Par conséquent, en divisant l’État Ottoman peu de temps après avoir occupé ses terres et peu de temps après sa défaite dans la guerre, la Grande-Bretagne commit un acte invalide qui violait le droit international car elle entreprit cette action unilatéralement avant d’accepter les conditions avec les Alliés et avant de signer le traité de paix ou d’accepter les conditions de paix et pas même avant que les Alliés puissent en dicter les conditions, en supposant que cette dictée aurait été valide.

 

En fait, ces pays faisaient tous partie de l’état et le Liban, la Syrie, l’Irak, la Palestine, la Jordanie orientale, le Hijaz et le Yémen étaient tous sous la bannière de l’État Ottoman et faisaient partie de ses wilayas. Ils n’avaient aucune entité, que ce soit une autonomie ou un état, et aucun d’entre eux n’avait de souveraineté indépendante, qu’elle soit nationale ou étrangère. Par conséquent, aucun de ses habitants n’avait pour mandat de mener des négociations internationales. Tout acte international entrepris par toute personne de ces wilayas avec un état quelconque était invalide, ne pouvait pas être reconnu et n’avait aucune considération. Même l’Égypte, qui était sous domination britannique et sous mandat britannique, était considérée comme faisant partie de l’État Ottoman. Lorsque son peuple, le peuple égyptien, appela à la sortie des Britanniques, il appela au retour de son pays sous la bannière de l’État Islamique, l’État Ottoman, pour qu’il redevienne sous le régime du calife des Musulmans. Mustafa Kamal appela à l’évacuation des Britanniques et au retour de l’Égypte dans le cadre du Califat à Istanbul.

 

Par conséquent, toute négociation entre les Alliés victorieux concernant toute question liée à ces terres aurait dû être menée avec le calife et personne d’autre, représentée avec le gouvernement central à Istanbul. Quant à ash-Sharif Hussein Ibn ‘Ali, il avait été affilié au Califat puis s’était rebellé. Sa rébellion n’aurait pas dû lui donner le droit d’être un état. Quant à ceux que la Grande-Bretagne et la France considérèrent comme des dirigeants arabes à Damas, Beyrouth et Bagdad, ils étaient tous des traîtres comme al-Hussein et n’avaient aucune qualification leur accordant le droit de négocier avec les Alliés victorieux. Ils étaient encore moins dignes qu’al-Hussein, non seulement en termes d’influence, mais même en termes de la façon dont l’état, dont ils se trouvaient être son citoyen, les considérait. Al-Sharif Hussein fut considéré comme un Sharif pour le Hijaz par l’état vaincu, alors qu’ils n’étaient rien d’autre que des individus qui trahissaient leur Oummah et leur état et qui travaillaient comme des espions pour les ennemis.

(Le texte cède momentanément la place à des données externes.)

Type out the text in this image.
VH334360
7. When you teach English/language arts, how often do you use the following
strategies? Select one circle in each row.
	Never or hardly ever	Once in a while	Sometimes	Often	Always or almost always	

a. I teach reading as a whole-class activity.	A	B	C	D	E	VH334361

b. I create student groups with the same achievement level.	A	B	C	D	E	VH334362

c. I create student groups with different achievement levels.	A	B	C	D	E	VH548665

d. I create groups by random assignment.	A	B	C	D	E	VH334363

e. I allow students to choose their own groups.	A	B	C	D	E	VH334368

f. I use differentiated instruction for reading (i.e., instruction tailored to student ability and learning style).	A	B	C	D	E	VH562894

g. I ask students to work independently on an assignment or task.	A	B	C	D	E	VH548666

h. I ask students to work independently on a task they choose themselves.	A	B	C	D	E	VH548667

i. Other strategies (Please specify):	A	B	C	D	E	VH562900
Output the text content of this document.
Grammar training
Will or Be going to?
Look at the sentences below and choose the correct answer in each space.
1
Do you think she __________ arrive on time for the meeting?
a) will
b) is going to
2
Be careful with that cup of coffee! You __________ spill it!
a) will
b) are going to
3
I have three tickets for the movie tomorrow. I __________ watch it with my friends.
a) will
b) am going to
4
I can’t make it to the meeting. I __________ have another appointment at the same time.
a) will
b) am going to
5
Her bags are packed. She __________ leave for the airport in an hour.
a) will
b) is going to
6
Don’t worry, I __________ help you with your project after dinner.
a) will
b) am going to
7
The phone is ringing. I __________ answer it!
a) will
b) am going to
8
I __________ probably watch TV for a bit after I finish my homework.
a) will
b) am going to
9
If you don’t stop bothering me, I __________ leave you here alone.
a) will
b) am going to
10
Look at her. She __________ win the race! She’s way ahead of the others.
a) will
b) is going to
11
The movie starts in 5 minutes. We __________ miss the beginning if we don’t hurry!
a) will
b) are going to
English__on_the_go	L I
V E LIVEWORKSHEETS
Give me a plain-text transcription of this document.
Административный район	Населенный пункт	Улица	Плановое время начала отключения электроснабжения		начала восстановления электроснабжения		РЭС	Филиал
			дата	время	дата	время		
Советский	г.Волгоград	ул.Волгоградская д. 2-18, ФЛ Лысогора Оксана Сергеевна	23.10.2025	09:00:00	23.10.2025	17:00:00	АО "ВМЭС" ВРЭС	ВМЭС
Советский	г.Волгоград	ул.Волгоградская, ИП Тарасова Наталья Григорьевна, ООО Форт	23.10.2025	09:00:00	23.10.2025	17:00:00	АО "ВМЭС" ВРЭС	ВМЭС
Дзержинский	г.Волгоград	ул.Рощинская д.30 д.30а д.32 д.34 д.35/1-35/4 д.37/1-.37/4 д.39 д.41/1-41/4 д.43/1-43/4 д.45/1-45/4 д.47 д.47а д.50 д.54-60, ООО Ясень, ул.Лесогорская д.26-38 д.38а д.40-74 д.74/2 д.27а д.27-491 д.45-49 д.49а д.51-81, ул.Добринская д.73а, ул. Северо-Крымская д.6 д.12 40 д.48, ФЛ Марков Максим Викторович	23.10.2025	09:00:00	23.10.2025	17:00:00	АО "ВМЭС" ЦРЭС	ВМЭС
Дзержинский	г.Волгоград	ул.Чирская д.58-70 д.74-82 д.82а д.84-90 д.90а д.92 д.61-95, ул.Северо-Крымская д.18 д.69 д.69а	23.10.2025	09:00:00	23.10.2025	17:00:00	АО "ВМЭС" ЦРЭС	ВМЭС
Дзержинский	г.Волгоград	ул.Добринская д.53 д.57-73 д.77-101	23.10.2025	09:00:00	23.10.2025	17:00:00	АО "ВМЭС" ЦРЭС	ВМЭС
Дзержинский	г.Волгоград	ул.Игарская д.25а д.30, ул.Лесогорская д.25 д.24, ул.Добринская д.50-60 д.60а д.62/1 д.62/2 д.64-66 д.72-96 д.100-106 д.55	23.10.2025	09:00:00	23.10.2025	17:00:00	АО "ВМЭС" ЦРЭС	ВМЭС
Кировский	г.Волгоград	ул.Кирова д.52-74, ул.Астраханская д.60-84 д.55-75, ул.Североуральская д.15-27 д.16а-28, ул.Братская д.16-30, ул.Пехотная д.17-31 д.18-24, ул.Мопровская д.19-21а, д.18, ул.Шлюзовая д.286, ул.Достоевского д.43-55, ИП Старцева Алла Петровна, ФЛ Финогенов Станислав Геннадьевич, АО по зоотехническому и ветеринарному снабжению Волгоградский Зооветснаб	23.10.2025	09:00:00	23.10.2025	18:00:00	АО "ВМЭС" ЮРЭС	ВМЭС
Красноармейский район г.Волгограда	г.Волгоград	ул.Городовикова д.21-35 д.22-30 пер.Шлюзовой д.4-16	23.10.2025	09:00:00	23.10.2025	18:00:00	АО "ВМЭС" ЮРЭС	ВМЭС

Cependant, la Grande-Bretagne en particulier, malgré sa conscience de cela, s’engagea dans des négociations avec les habitants des terres qu’elle avait occupées sur l’avenir de leurs terres et leur sort, sachant très bien que ces négociations n’avaient aucun poids au niveau international et ne pouvaient être reconnues, ni pourraient-ils être pris en considération. Cependant, elle négocia effectivement avec eux et leur donna le droit de parler au nom de leur pays avec l’état occupant. Elle s’en servit pour resserrer son emprise sur les terres qu’elle occupa, selon le plan qu’elle conçut pour eux et selon les cartes qu’elle dressa pour diviser ces terres. Elle permit ensuite que la question des négociations internationales officielles se tienne avec le calife, ou avec quiconque qu’elle nommerait si elle réussissait à abolir le Califat, à prendre un rôle secondaire, afin qu’elles deviennent nominales et qu’elles puissent être achevées une fois le traité de paix conclu. Cela lui permettrait de dicter ses conditions au calife si elle ne parvenait pas à abolir le Califat. La Grande-Bretagne procéda sur cette base et avec cette action illégale. Ainsi, le démembrement de l’État Islamique fut effectué par les Britanniques.

 

C’était en ce qui concerne le démembrement britannique en morceaux des terres occupées. Quant à son évitement des Alliés, bien que cela ne concerne pas les Musulmans, ces manœuvres furent utilisées par les Britanniques comme une méthode pour les aider à entreprendre plusieurs démarches visant à abolir et à détruire le Califat. Il est donc impératif d’attirer l’attention sur ces actions afin de comprendre les manœuvres politiques britanniques.

 

Les Alliés entrèrent en guerre pour des objectifs différents, et bien qu’ils se soient battus du même côté, ils étaient cependant en désaccord les uns avec les autres, se faisant concurrence et se haïssant les uns les autres. Chaque état avait l’habitude de tromper secrètement l’autre. La Grande-Bretagne était à l’époque la première puissance sur la scène internationale, la France, la Russie, l’Allemagne et l’Italie étant en concurrence avec elle. Lorsqu’elle entra en guerre contre l’Allemagne et l’État Ottoman, elle tenta d’inciter les autres pays à participer avec elle à la guerre ou du moins à tenir jusqu’à la fin de la guerre. À cette fin, elle avait l’habitude de conclure des accords secrets avec les grandes puissances pour les tenter avec l’abondant butin qu’elles partageraient une fois la victoire remportée. Ainsi, elle promit à l’Italie, dans l’accord secret signé à Londres le 26 avril 1915, le quartier turc d’Antalya et les quartiers environnants le long de la Méditerranée en récompense de l’entrée en guerre.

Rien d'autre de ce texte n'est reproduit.